What does last bit remind you of? Ah-hah! Lucid dreaming!

As soon as one becomes consciously aware in a dream that they are dreaming, they understand that nothing in their experience is separate from the mind, and furthermore, the response to the experience becomes something you feel you have great control over.

He says this better when he continues with:

“In a dream, if you recognize that what you’re experiencing is just a dream, then you also recognize that whatever you experience in the dream is merely occurring in your own mind. Recognizing this, in turn, frees you from the limitations of “dream problems.” “dream suffering,” or “dream limitations.” The dream still continues, but recognition liberates you from whatever pain or unpleasantness your dream scenarios present. Fear, pain, and suffering are replaced by a sense of almost childlike wonder: “Wow, look what my mind is capable of producing!

He finishes by saying:

“In the same way, in waking life, transcending the distinction between subject and object is equivalent to recognizing that whatever you experience is not separate from the mind that experiences it.”

I read these paragraphs, literally, 5 or 6 times in a row trying to take it all in. Even now, I’m still digesting this.

What do you think?


5 Responses to “An excerpt from the The Joy of Living by Yongey Mingyur Rinpoche”

  1. Zataod April 23, 2007 at 2:09 pm #

    This reminds me of the times that I’ve read the Tibetan Yogas of Dream and Sleep. One of the waking exercises in that book is to think of waking reality as a dream and see the events and objects all as dream objects.

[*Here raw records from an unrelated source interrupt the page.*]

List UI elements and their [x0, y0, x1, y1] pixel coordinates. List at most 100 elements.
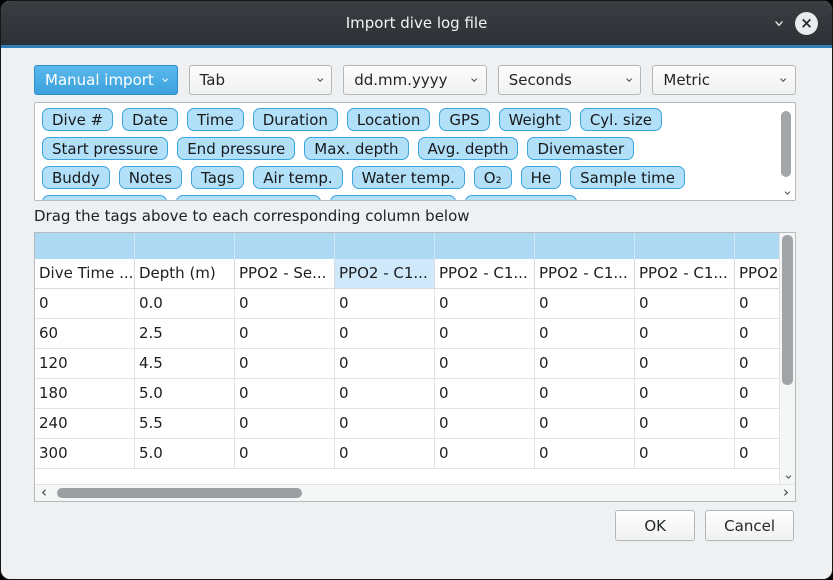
tag-pill[interactable]: Sample temp. [330, 195, 455, 201]
tagbox-scrollbar-thumb[interactable] [781, 111, 791, 177]
horizontal-scrollbar-thumb[interactable] [57, 488, 302, 498]
titlebar-icons: › × [775, 1, 818, 45]
tag-pill[interactable]: Notes [119, 166, 182, 189]
window-shade-chevron-icon[interactable]: › [775, 14, 783, 33]
table-cell: 0 [235, 439, 335, 469]
dropzone-cell[interactable] [635, 233, 735, 259]
tag-pill[interactable]: Sample time [570, 166, 685, 189]
titlebar: Import dive log file › × [1, 1, 832, 45]
scroll-down-arrow-icon[interactable]: › [780, 188, 793, 198]
window-title: Import dive log file [346, 14, 488, 32]
dropzone-cell[interactable] [135, 233, 235, 259]
tag-pill[interactable]: End pressure [177, 137, 295, 160]
dropdown-date-format[interactable]: dd.mm.yyyy › [343, 65, 487, 95]
dropdown-value: Tab [200, 71, 225, 89]
tag-pill[interactable]: Sample pressure [176, 195, 322, 201]
tag-pill[interactable]: Air temp. [253, 166, 342, 189]
table-cell: 0 [635, 319, 735, 349]
dropzone-cell[interactable] [735, 233, 779, 259]
cancel-button[interactable]: Cancel [705, 510, 794, 541]
tag-pill[interactable]: Weight [499, 108, 571, 131]
scroll-right-arrow-icon[interactable]: › [783, 485, 789, 501]
tag-pill[interactable]: Start pressure [42, 137, 168, 160]
vertical-scrollbar-thumb[interactable] [782, 235, 793, 385]
chevron-down-icon: › [157, 77, 173, 83]
column-header[interactable]: PPO2 - C1... [335, 259, 435, 289]
tag-pill[interactable]: Location [347, 108, 430, 131]
table-cell: 0 [735, 289, 779, 319]
dropdown-units[interactable]: Metric › [652, 65, 796, 95]
table-cell: 0 [335, 289, 435, 319]
dropdown-value: Seconds [509, 71, 572, 89]
chevron-down-icon: › [621, 77, 637, 83]
tag-pill[interactable]: Dive # [42, 108, 113, 131]
tag-pill[interactable]: Sample CNS [465, 195, 577, 201]
tag-pill[interactable]: Tags [191, 166, 244, 189]
tagbox-scrollbar[interactable]: › [780, 105, 793, 198]
table-cell: 0 [735, 409, 779, 439]
scroll-left-arrow-icon[interactable]: ‹ [41, 485, 47, 501]
table-cell: 0 [335, 409, 435, 439]
dropdown-value: dd.mm.yyyy [354, 71, 447, 89]
import-dialog-window: Import dive log file › × Manual import› T… [0, 0, 833, 580]
dropzone-cell[interactable] [435, 233, 535, 259]
table-vertical-scrollbar[interactable]: › [779, 233, 795, 484]
tag-pill[interactable]: Time [187, 108, 244, 131]
tag-pill[interactable]: GPS [439, 108, 489, 131]
tag-row: Buddy Notes Tags Air temp. Water temp. O₂ He Sa… [42, 166, 788, 189]
tag-pill[interactable]: He [521, 166, 562, 189]
tag-pill[interactable]: Date [122, 108, 178, 131]
chevron-down-icon: › [775, 77, 791, 83]
dropdown-field-separator[interactable]: Tab› [189, 65, 333, 95]
column-header[interactable]: Depth (m) [135, 259, 235, 289]
tag-pill[interactable]: Water temp. [352, 166, 465, 189]
table-cell: 0 [635, 409, 735, 439]
table-row: 1805.0000000 [35, 379, 779, 409]
column-header[interactable]: PPO2 - C1... [635, 259, 735, 289]
column-header[interactable]: PPO2 - Se... [235, 259, 335, 289]
close-icon[interactable]: × [795, 12, 818, 35]
table-cell: 0 [735, 319, 779, 349]
table-horizontal-scrollbar[interactable]: ‹ › [35, 484, 795, 501]
scroll-down-arrow-icon[interactable]: › [780, 471, 795, 483]
tag-pill[interactable]: Avg. depth [418, 137, 519, 160]
dropzone-cell[interactable] [235, 233, 335, 259]
tag-pill[interactable]: Max. depth [304, 137, 408, 160]
tag-row: Start pressure End pressure Max. depth Avg.… [42, 137, 788, 160]
table-cell: 0.0 [135, 289, 235, 319]
column-header[interactable]: Dive Time ... [35, 259, 135, 289]
dropdown-duration-format[interactable]: Seconds › [498, 65, 642, 95]
tag-pill[interactable]: Sample depth [42, 195, 167, 201]
table-row: 00.0000000 [35, 289, 779, 319]
table-cell: 5.5 [135, 409, 235, 439]
dropdown-row: Manual import›Tab›dd.mm.yyyy›Seconds›Met… [34, 65, 796, 95]
chevron-down-icon: › [466, 77, 482, 83]
table-cell: 0 [335, 349, 435, 379]
tag-pill[interactable]: Buddy [42, 166, 110, 189]
dropdown-import-mode[interactable]: Manual import› [34, 65, 178, 95]
tag-pill[interactable]: O₂ [474, 166, 512, 189]
tag-pill[interactable]: Divemaster [527, 137, 634, 160]
tag-pill[interactable]: Cyl. size [580, 108, 662, 131]
column-header[interactable]: PPO2 - C1... [535, 259, 635, 289]
table-cell: 0 [735, 439, 779, 469]
column-header[interactable]: PPO2 [735, 259, 779, 289]
dropzone-cell[interactable] [35, 233, 135, 259]
table-cell: 0 [435, 349, 535, 379]
tag-pill[interactable]: Duration [253, 108, 338, 131]
dropzone-cell[interactable] [535, 233, 635, 259]
table-cell: 0 [35, 289, 135, 319]
table-cell: 0 [535, 439, 635, 469]
chevron-down-icon: › [770, 19, 789, 27]
table-cell: 0 [235, 379, 335, 409]
dropdown-value: Metric [663, 71, 710, 89]
ok-button[interactable]: OK [615, 510, 695, 541]
table-cell: 0 [435, 379, 535, 409]
dropzone-cell[interactable] [335, 233, 435, 259]
table-cell: 120 [35, 349, 135, 379]
column-header[interactable]: PPO2 - C1... [435, 259, 535, 289]
preview-table: Dive Time ...Depth (m)PPO2 - Se...PPO2 -… [34, 232, 796, 502]
table-row: 602.5000000 [35, 319, 779, 349]
table-cell: 0 [635, 289, 735, 319]
table-cell: 4.5 [135, 349, 235, 379]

    If you can perceive waking reality as a lucid dream, then it matters a lot less whether or not you are lucid in your dreams while you are sleeping.

  2. Ben April 23, 2007 at 4:52 pm #

    Zataod is the Tibetan Yogas of Dream and Sleep hard to read? Is it full of metaphor and poetry or is it more straightforward?

    If you’re able to perceive waking reality as a lucid dream, I don’t think it necessarily means then that having real lucid dreams won’t matter as much. I think it depends on why you want to have lucid dreams in the first place. For me, I would be disappointed if the perception of waking life as a dream didn’t result in more dreams where I became aware I was dreaming.

  3. Derrick May 8, 2007 at 5:50 pm #

    It also reminds me of insight meditation in which you focus on breathing and sensations in order to stay present. This also works to keep you in a lucid dream. Rubbing your hands in a lucid dream or engaging with the dream environment keeps one lucid. It is quite enamoring to realize one could use the same technique to stay conscious in the wake and dream worlds.

  4. Jeff August 8, 2007 at 3:42 pm #

    Tibetan Yogas of Dream and Sleep is a very easy book to read. No abstract poetry at all. The book offers methods and ideas which incorporate a lot of lucid dreaming tasks such as changing environment and one’s body, then relates them to waking life and the nature of reality.

  5. Ben August 8, 2007 at 10:49 pm #

    Jeff thanks for seconding that recommendation. Today I’ve tried finding the book in my county library system but it’s not available! I might try and get it from Amazon this year then. If it’s not full of abstract poetry and whatnot, I would very much like to check it out.